Sowohl die Polizei als auch Eintracht Frankfurt hätten die Partie im Vorfeld als sogenanntes Gelb-Spiel bewertet, also ein Spiel unter Beobachtung. „Eine zwischenzeitlich abweichende Bewertung durch die Polizei als Risikospiel wurde jedenfalls gegenüber Eintracht Frankfurt zu keinem Zeitpunkt im Vorfeld kommuniziert“, heißt es in der Mitteilung. Die SGE wolle noch einmal klarstellen, dass keine Fans des VfB Stuttgart in die Vorfälle involviert waren.
Neben den offiziell mehr als 100 Verletzten bei Polizei und Ordnungsdienst geht Eintracht Frankfurt von weiteren rund 100 verletzten Fans aus, womit die Zahl der Verletzten bei mehr als 200 läge. „Die Pflicht zur Aufarbeitung umfasst gleichwohl auch den Polizeieinsatz, den es mit Blick auf Dauer und Intensität in dieser Form zuvor noch nicht im Stadion gegeben hat“, heißt es in der Meldung der SGE.
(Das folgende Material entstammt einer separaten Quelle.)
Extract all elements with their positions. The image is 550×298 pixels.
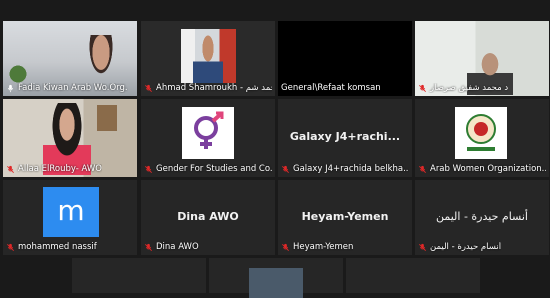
wall-picture [97, 105, 117, 131]
participant-name-bar: General\Refaat komsan [281, 83, 381, 93]
participant-name: General\Refaat komsan [281, 83, 381, 93]
muted-microphone-icon [282, 243, 289, 251]
participant-name: أنسام حيدرة - اليمن [430, 242, 502, 252]
participant-tile-6[interactable]: Gender For Studies and Co... [141, 99, 275, 177]
participant-name-bar: د محمد شفيق صرصار [418, 83, 508, 93]
participant-display-name: أنسام حيدرة - اليمن [436, 209, 528, 223]
muted-microphone-icon [282, 165, 289, 173]
participant-display-name: Dina AWO [177, 209, 239, 223]
participant-tile-9[interactable]: m mohammed nassif [3, 180, 137, 255]
participant-name: Allaa ElRouby- AWO [18, 164, 102, 174]
participant-name: mohammed nassif [18, 242, 97, 252]
participant-name-bar: أنسام حيدرة - اليمن [418, 242, 501, 252]
participant-name-bar: mohammed nassif [6, 242, 97, 252]
participant-display-name: Galaxy J4+rachi... [289, 130, 401, 144]
participant-name-bar: Heyam-Yemen [281, 242, 353, 252]
participant-name: Galaxy J4+rachida belkha... [293, 164, 409, 174]
muted-microphone-icon [419, 165, 426, 173]
participant-tile-7[interactable]: Galaxy J4+rachi... Galaxy J4+rachida bel… [278, 99, 412, 177]
gender-studies-logo [182, 107, 234, 159]
muted-microphone-icon [419, 84, 426, 92]
muted-microphone-icon [419, 243, 426, 251]
participant-display-name: Heyam-Yemen [301, 209, 389, 223]
muted-microphone-icon [145, 243, 152, 251]
participant-name-bar: Fadia Kiwan Arab Wo.Org. [6, 83, 128, 93]
participant-tile-2[interactable]: Ahmad Shamroukh - أحمد شم... [141, 21, 275, 96]
participant-tile-12[interactable]: أنسام حيدرة - اليمن أنسام حيدرة - اليمن [415, 180, 549, 255]
participant-tile-11[interactable]: Heyam-Yemen Heyam-Yemen [278, 180, 412, 255]
participant-tile-8[interactable]: Arab Women Organization... [415, 99, 549, 177]
avatar [249, 268, 303, 298]
participant-name-bar: Galaxy J4+rachida belkha... [281, 164, 409, 174]
muted-microphone-icon [145, 84, 152, 92]
participant-name: Fadia Kiwan Arab Wo.Org. [18, 83, 128, 93]
participant-tile-4[interactable]: د محمد شفيق صرصار [415, 21, 549, 96]
participant-tile-1[interactable]: Fadia Kiwan Arab Wo.Org. [3, 21, 137, 96]
participant-name: د محمد شفيق صرصار [430, 83, 509, 93]
participant-tile-3[interactable]: General\Refaat komsan [278, 21, 412, 96]
muted-microphone-icon [145, 165, 152, 173]
participant-name-bar: Dina AWO [144, 242, 199, 252]
muted-microphone-icon [7, 165, 14, 173]
gender-symbol-icon [194, 111, 224, 149]
muted-microphone-icon [7, 243, 14, 251]
participant-portrait [193, 35, 223, 83]
participant-name: Arab Women Organization... [430, 164, 546, 174]
participant-tile-15[interactable] [346, 258, 480, 293]
participant-name-bar: Allaa ElRouby- AWO [6, 164, 102, 174]
participant-name: Dina AWO [156, 242, 199, 252]
arab-women-organization-logo [455, 107, 507, 159]
participant-name: Heyam-Yemen [293, 242, 354, 252]
participant-name: Gender For Studies and Co... [156, 164, 272, 174]
participant-tile-10[interactable]: Dina AWO Dina AWO [141, 180, 275, 255]
participant-name-bar: Ahmad Shamroukh - أحمد شم... [144, 83, 272, 93]
organization-emblem-icon [466, 114, 496, 151]
participant-tile-14[interactable] [209, 258, 343, 298]
participant-name-bar: Gender For Studies and Co... [144, 164, 272, 174]
participant-tile-13[interactable] [72, 258, 206, 293]
participant-name: Ahmad Shamroukh - أحمد شم... [156, 83, 272, 93]
participant-name-bar: Arab Women Organization... [418, 164, 546, 174]
microphone-icon [7, 84, 14, 92]
participant-tile-5[interactable]: Allaa ElRouby- AWO [3, 99, 137, 177]
avatar: m [43, 187, 99, 237]
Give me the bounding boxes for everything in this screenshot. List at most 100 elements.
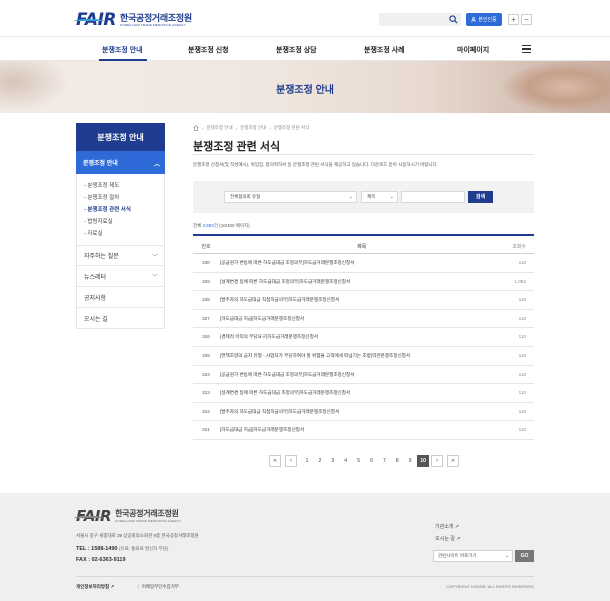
pager-page-10[interactable]: 10	[417, 455, 430, 467]
sidebar-group-guide[interactable]: 분쟁조정 안내 ︿	[76, 151, 165, 174]
row-number: 324	[202, 371, 210, 377]
pager-first-button[interactable]: «	[269, 455, 281, 467]
table-row[interactable]: 325 [면책조항의 금지 유형 - 사업자가 부담하여야 할 위험을 고객에게 …	[193, 347, 534, 366]
table-row[interactable]: 323 [설계변경 등에 따른 하도급대금 조정의무]하도급거래분쟁조정신청서 11…	[193, 384, 534, 403]
row-title-link[interactable]: [공급원가 변동에 따른 하도급대금 조정의무]하도급거래분쟁조정신청서	[220, 260, 354, 266]
sidebar-item-directions[interactable]: 오시는 길	[76, 308, 165, 329]
search-button[interactable]: 검색	[468, 191, 493, 203]
footer-link-privacy[interactable]: 개인정보처리방침 ↗	[76, 584, 114, 590]
search-icon[interactable]	[449, 15, 458, 24]
row-number: 326	[202, 334, 210, 340]
forms-table: 번호 제목 조회수 330 [공급원가 변동에 따른 하도급대금 조정의무]하도급…	[193, 234, 534, 440]
pager-page-2[interactable]: 2	[314, 455, 326, 467]
sidebar-item-archive[interactable]: - 자료실	[77, 228, 164, 240]
table-row[interactable]: 324 [공급원가 변동에 따른 하도급대금 조정의무]하도급거래분쟁조정신청서 1…	[193, 366, 534, 385]
table-row[interactable]: 328 [발주자의 하도급대금 직접지급의무]하도급거래분쟁조정신청서 110	[193, 291, 534, 310]
chevron-down-icon: ﹀	[151, 275, 158, 281]
sidebar-item-notice[interactable]: 공지사항	[76, 287, 165, 308]
sidebar-item-newsletter[interactable]: 뉴스레터 ﹀	[76, 266, 165, 287]
table-row[interactable]: 327 [하도급대금 지급]하도급거래분쟁조정신청서 110	[193, 310, 534, 329]
menu-icon[interactable]	[522, 45, 531, 53]
pager-page-3[interactable]: 3	[327, 455, 339, 467]
table-row[interactable]: 330 [공급원가 변동에 따른 하도급대금 조정의무]하도급거래분쟁조정신청서 1…	[193, 254, 534, 273]
keyword-input[interactable]	[401, 191, 465, 203]
table-header: 번호 제목 조회수	[193, 234, 534, 254]
col-header-no: 번호	[201, 244, 211, 250]
pager-page-4[interactable]: 4	[340, 455, 352, 467]
gnb-item-apply[interactable]: 분쟁조정 신청	[188, 45, 229, 55]
header-search-input[interactable]	[379, 13, 461, 26]
row-title-link[interactable]: [공급원가 변동에 따른 하도급대금 조정의무]하도급거래분쟁조정신청서	[220, 372, 354, 378]
separator-bar: |	[138, 584, 140, 589]
external-link-icon: ↗	[454, 524, 459, 530]
sidebar-item-procedure[interactable]: - 분쟁조정 절차	[77, 192, 164, 204]
footer-link-about[interactable]: 기관소개 ↗	[435, 523, 459, 530]
row-title-link[interactable]: [발주자의 하도급대금 직접지급의무]하도급거래분쟁조정신청서	[220, 297, 339, 303]
pager-page-9[interactable]: 9	[404, 455, 416, 467]
row-number: 328	[202, 297, 210, 303]
field-select[interactable]: 제목 ⌄	[361, 191, 398, 203]
row-number: 323	[202, 390, 210, 396]
pager-last-button[interactable]: »	[447, 455, 459, 467]
row-views: 110	[518, 297, 526, 303]
row-views: 110	[518, 260, 526, 265]
top-header: FAIR 한국공정거래조정원 KOREA FAIR TRADE MEDIATIO…	[0, 0, 610, 36]
sidebar-item-faq[interactable]: 자주하는 질문 ﹀	[76, 245, 165, 266]
breadcrumb-level-1[interactable]: 분쟁조정 안내	[207, 125, 233, 131]
row-views: 110	[518, 371, 526, 377]
related-sites-select[interactable]: 관련사이트 바로가기 ⌄	[433, 550, 513, 562]
gnb-item-consult[interactable]: 분쟁조정 상담	[276, 45, 317, 55]
chevron-down-icon: ⌄	[504, 553, 509, 559]
pager-page-7[interactable]: 7	[378, 455, 390, 467]
pager-page-6[interactable]: 6	[366, 455, 378, 467]
breadcrumb: › 분쟁조정 안내 › 분쟁조정 안내 › 분쟁조정 관련 서식	[193, 125, 309, 131]
pager-prev-button[interactable]: ‹	[285, 455, 297, 467]
gnb-item-mypage[interactable]: 마이페이지	[457, 45, 489, 55]
row-title-link[interactable]: [면책조항의 금지 유형 - 사업자가 부담하여야 할 위험을 고객에게 떠넘기…	[220, 353, 410, 359]
sidebar-item-laws[interactable]: - 법령자료실	[77, 216, 164, 228]
breadcrumb-level-2[interactable]: 분쟁조정 안내	[240, 125, 266, 131]
page-description: 분쟁조정 신청서(및 작성예시), 위임장, 합의취하서 등 분쟁조정 관련 서…	[193, 162, 438, 167]
gnb-item-cases[interactable]: 분쟁조정 사례	[364, 45, 405, 55]
zoom-out-button[interactable]: −	[521, 14, 532, 25]
footer-address: 서울시 중구 세종대로 39 상공회의소회관 9층 한국공정거래조정원	[76, 533, 199, 538]
footer-logo: FAIR 한국공정거래조정원 KOREA FAIR TRADE MEDIATIO…	[74, 507, 182, 525]
page-title: 분쟁조정 관련 서식	[193, 141, 281, 153]
chevron-down-icon: ⌄	[389, 194, 394, 200]
row-views: 110	[518, 334, 526, 340]
sidebar-item-system[interactable]: - 분쟁조정 제도	[77, 180, 164, 192]
row-title-link[interactable]: [설계변경 등에 따른 하도급대금 조정의무]하도급거래분쟁조정신청서	[220, 390, 350, 396]
sidebar-sublist: - 분쟁조정 제도 - 분쟁조정 절차 - 분쟁조정 관련 서식 - 법령자료실…	[76, 174, 165, 245]
sidebar-title: 분쟁조정 안내	[76, 123, 165, 151]
site-logo[interactable]: FAIR 한국공정거래조정원 KOREA FAIR TRADE MEDIATIO…	[74, 10, 192, 30]
logo-korean-name: 한국공정거래조정원	[120, 13, 192, 23]
pager-page-1[interactable]: 1	[301, 455, 313, 467]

Am Donnerstag (30. November) gastiert PAOK Saloniki in Frankfurt. Eintracht Frankfurt sei zwingend darauf angewiesen, dass alle Seiten ihren Beitrag zur Deeskalation und Versachlichung leisten. „Wir werden die Mitwirkung der Beteiligten hierzu sehr genau im Blick haben. Jeder Einzelne trägt eine Mitverantwortung dafür, dass wir einen sicheren, friedlichen und vor allem erfolgreichen Fußballabend erleben“, wird Reschke abschließend zitiert.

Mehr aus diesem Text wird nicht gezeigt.